A Timeline of
Bastion Ste. Anne,
Beaune's Most Charming Hidden Hideaway
Behind an unassuming door in the rampart wall that surrounds one of France’s most beloved food and wine towns lies a secret garden. Nestled within it, you’ll find a beguiling hideaway for two: Bastion Ste. Anne.
Today a National Historic Monument, Bastion Ste. Anne has been transformed into an idyllic retreat by internationally acclaimed architect Jack Diamond, working within the rigorous restrictions of les architectes des batiments de France. Throughout the house, ancient stone walls are juxtaposed with clean, contemporary design.
On a chilly night, guests of the Bastion can curl up in the greenhouse-cum-living room with a good book, then let the dark close in on the glass walls as the fire blazes. Foodies will thrive in the contemporary, elegant and perfectly functional kitchen, where goods purchased at Beaune’s Saturday market can be prepared with care.
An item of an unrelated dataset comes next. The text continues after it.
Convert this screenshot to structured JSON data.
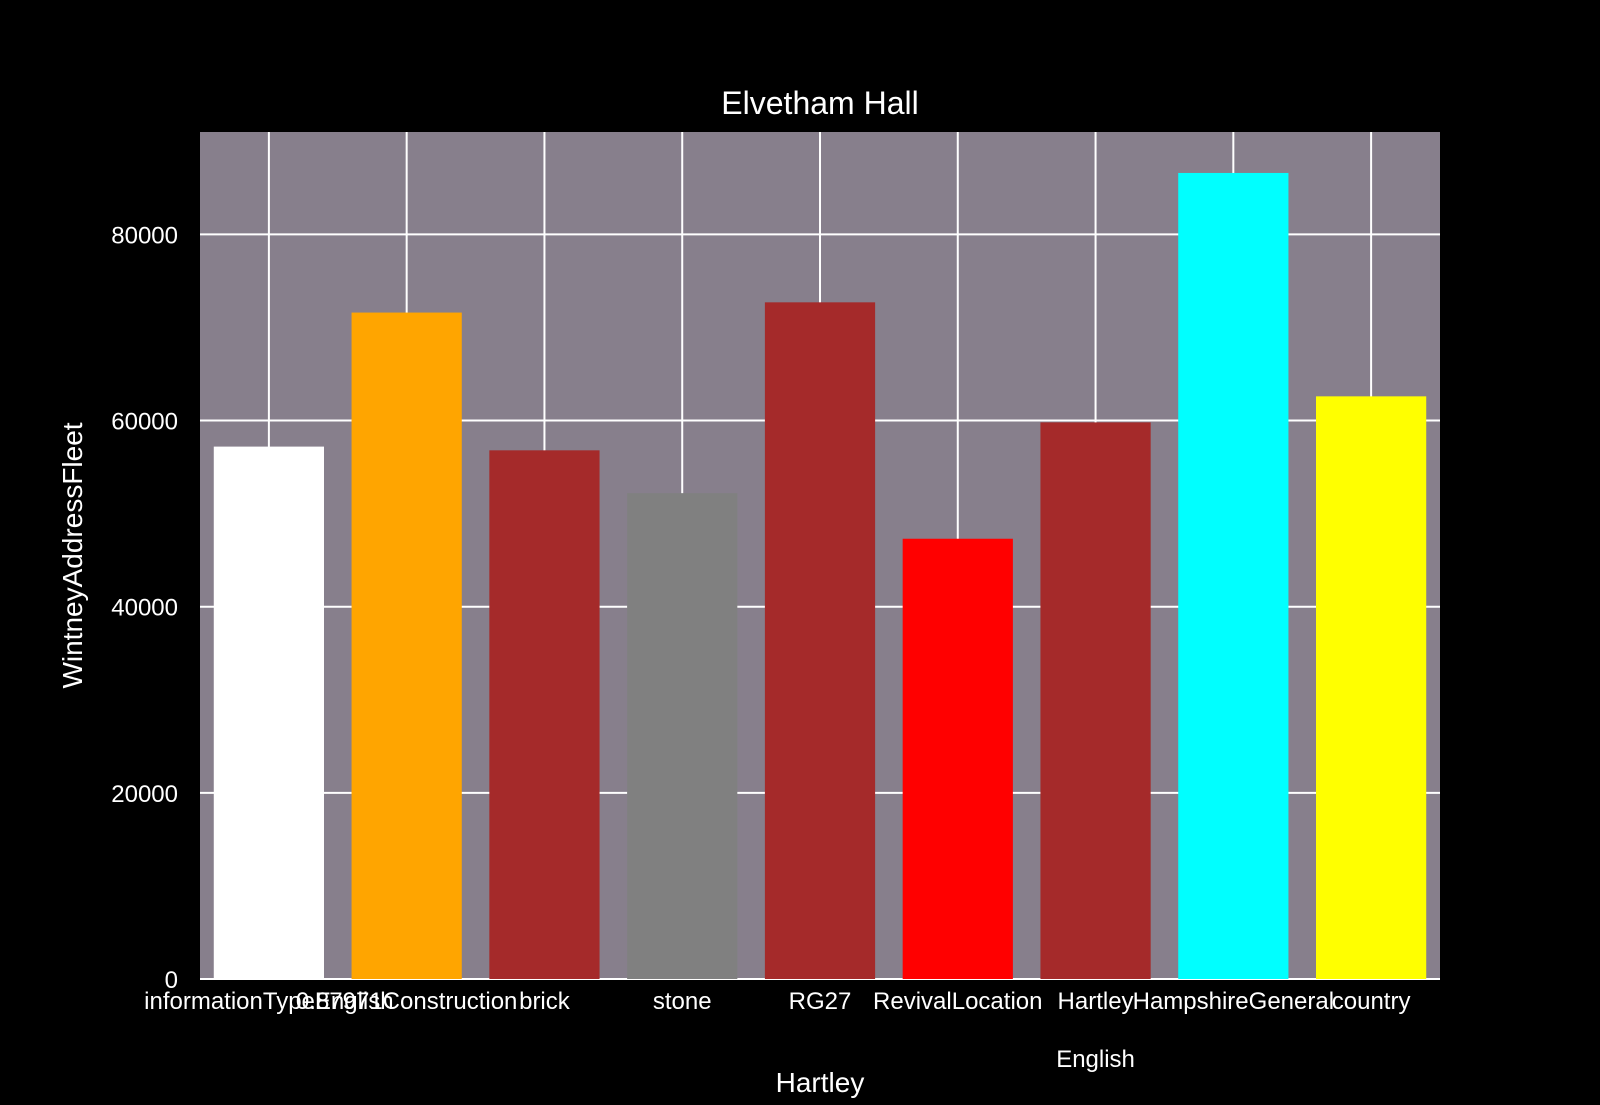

One window in the house’s loft offers a bird’s eye perspective on the property’s spacious garden and fruit trees; through another, see Beaune’s picturesque rooftops spread out before you. When you’re ready to retire to the master bedroom, you can take in a bit of history as you notice the ancient numbers painted thickly on the stones around you—they were the guards’ way of recording ammunition inventory centuries ago.
Bastion Ste. Anne: A Timeline
A stone wall is built around Beaune to control the flow of grapes coming into (and prized Beaune wine going out of) the city.
After the last Duke of Burgundy is defeated, Beaune refortifies its walls against the threat of invasion by King Louis XI.
A key addition to the city’s fortifications is built in the Thirty Years’ War, and the idyllic Bastion Ste. Anne is born.
Against the northern wall, an arms cache and office for the guard is constructed – the gem-like house that still stands today.
The city ramparts are transformed into wine cellars – but not the walls of Bastion Ste. Anne, which were made from solid stone to better support cannons.
The house becomes home to the gardener who tends the grounds, and an adjacent greenhouse is erected.
Early 20th Century
The gardens flourish, the orchard grows, and livestock roam within the walls as the city and the world outside evolve.
The Bastion Ste. Anne is transformed into a private hideaway, as the building is restored and reinvented by famed architect Jack Diamond.